I agreed to come and help (again, building that good will). I figured it would be a good way to test the waters before plunging back in on Wednesday night.

It was a busy Sunday, and the cases were interesting. I saw a stable, hit-by-car English setter with a dislocated elbow, a cat with a high fever and labored breathing that turned out to have a pyothorax, a laterally recumbent, comatose Boston terrier with likely parvovirus, and a host of other cases large and small.

Truthfully, I absolutely relished being back at work. It felt great to be using my brain again and to be doing something! On the other hand, I missed my daughter pretty soon after arriving. When I arrived home, it turned out that she was rejecting my stored milk (a long story - google excess lipase in breast milk if you are interested). She'd been fussy and unhappy since I'd left, escalating to purple faced crying for about 25 minutes.

So, it's back to work officially on Wednesday night. I go with very mixed emotions. I love my job, and I look forward to being in the land of adults. I really relish the idea of using my brain! On the other hand, I missed Evaline terribly after six hours, and my heart melted with happiness when I got home to her after a short shift. The whole pumping and working thing has me worried, especially with the fact that my breastmilk has such a complicated problem (excess lipase) that must be managed. Further, Evaline isn't on any kind of a schedule at all. She eats and sleeps whenever she wants to.
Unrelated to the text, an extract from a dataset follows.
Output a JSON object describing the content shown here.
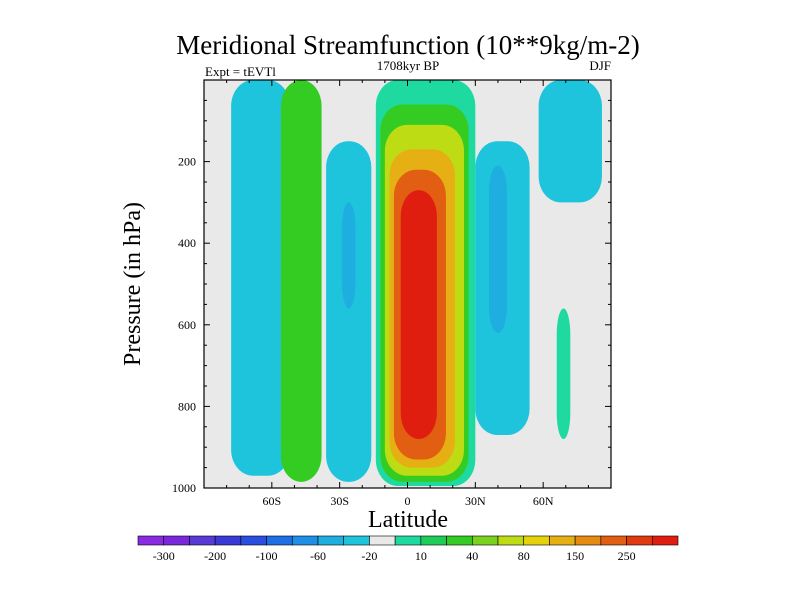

She doesn't "go down for the night" till about 2:30am, although "down for the night" usually means a consecutive 3 hours - 4 if I'm REALLY lucky. Further, she is highly attached and wants/needs to be held a great deal of the time. Lastly, she is used to sleeping in the bed with me, but she can't do this with my husband. She absolutely will not sleep in her bassinet or crib.

To sum it up, there are going to be many, many adjustments for her, for me, and for my husband. I am apprehensive about all these changes and how they will affect her. I know it will be fine in the long run, but I can't help but worry!